For the first time, Puska became upset, rising and beginning to pace. "Emancipation! Emancipation meant, We’ll eat you when you’re older! The djanada told us we were stupid! Here is stupidity: Hlavin Kitheri walking out alone to do battle with an army of two hundred thousand. Refusing to negotiate with us was stupid! We offered them terms, Hozei! Just free the captives and we’ll leave the north to you. Hlavin Kitheri chose combat. He was crazy—and so were all the others who believed in him."
She was looking directly into his eyes now. "Sipaj, Hozei, the Runa did everything for the djanada. They kept us enslaved and fed us only enough to make us good slaves.
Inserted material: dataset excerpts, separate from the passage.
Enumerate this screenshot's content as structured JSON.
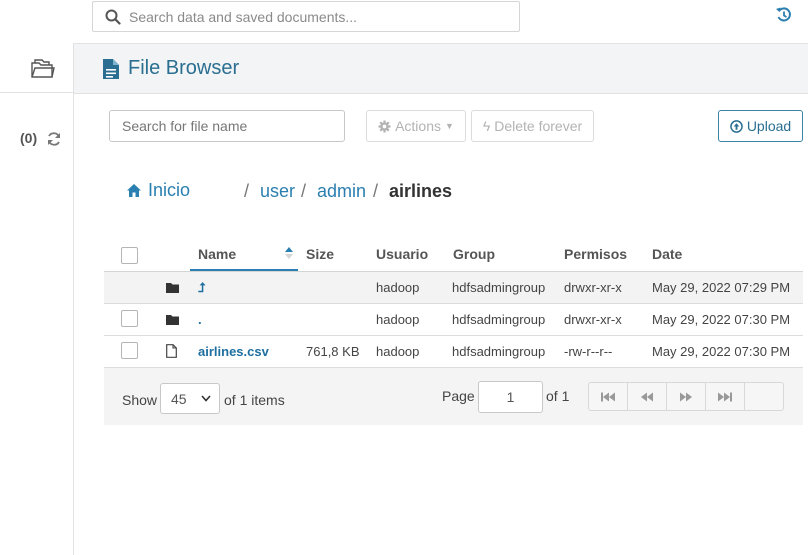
{
  "topbar": {
    "search_placeholder": "Search data and saved documents..."
  },
  "rail": {
    "job_count": "(0)"
  },
  "header": {
    "title": "File Browser"
  },
  "toolbar": {
    "file_search_placeholder": "Search for file name",
    "actions_label": "Actions",
    "delete_label": "Delete forever",
    "upload_label": "Upload"
  },
  "breadcrumb": {
    "home": "Inicio",
    "sep": "/",
    "items": [
      "user",
      "admin",
      "airlines"
    ]
  },
  "table": {
    "columns": [
      "Name",
      "Size",
      "Usuario",
      "Group",
      "Permisos",
      "Date"
    ],
    "rows": [
      {
        "name": "⮥",
        "size": "",
        "user": "hadoop",
        "group": "hdfsadmingroup",
        "perms": "drwxr-xr-x",
        "date": "May 29, 2022 07:29 PM",
        "type": "folder"
      },
      {
        "name": ".",
        "size": "",
        "user": "hadoop",
        "group": "hdfsadmingroup",
        "perms": "drwxr-xr-x",
        "date": "May 29, 2022 07:30 PM",
        "type": "folder"
      },
      {
        "name": "airlines.csv",
        "size": "761,8 KB",
        "user": "hadoop",
        "group": "hdfsadmingroup",
        "perms": "-rw-r--r--",
        "date": "May 29, 2022 07:30 PM",
        "type": "file"
      }
    ]
  },
  "pager": {
    "show_label": "Show",
    "page_size": "45",
    "of_items": "of 1 items",
    "page_label": "Page",
    "page_value": "1",
    "of_pages": "of 1"
  },
  "colors": {
    "accent": "#2a7fb0",
    "title": "#2a6f91"
  }
}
Until your people came and showed us that we could feed ourselves as much as we needed, our minds were kept small and slow so that we’d accept our slavery. Hear me, Hozei! Never again. Those times are gone forever. We will never be slaves again. Never."
He stood his ground, but it was not easy: a Runao risen up in righteous anger was a formidable menace. "Sipaj, Puska," he said when she had brought herself to quietness, "you grew up with Ha’anala. Did you ever wonder about her? Was she crazy, too?"
There was a silence before Puska said, "Someone thought of Ha’anala. She was not crazy. But she left the people to go with the crazy ones! So someone’s heart was confused. Supaari was one of the people, but Ha’anala never came home."
"Did you know where she went, after she left Trucha Sai?"
"She went north." There was an uncomfortable silence before Puska admitted, "Someone thought she might be in Inbrokar."
"During the siege?" he asked. Puska raised her chin in affirmation. "Puska, what did you hope for Ha’anala?"
"That she would come home," Puska said firmly.
"And when she didn’t?"
The swaying began at last, and when Puska spoke, it was not to answer his question but her own conscience. "The djanada changed first. They gave us no choice! The djanada made us fierce." Not looking at him, she added, "To be hungry is a terrible thing. Someone hoped that Ha’anala would die quickly."
"And when Inbrokar fell, how many died quickly?"
She looked away, but Puska VaTrucha-Sai was a woman of courage and, once again, she left the safety of the herd. "They were as grass to me," she said. "I did not count them."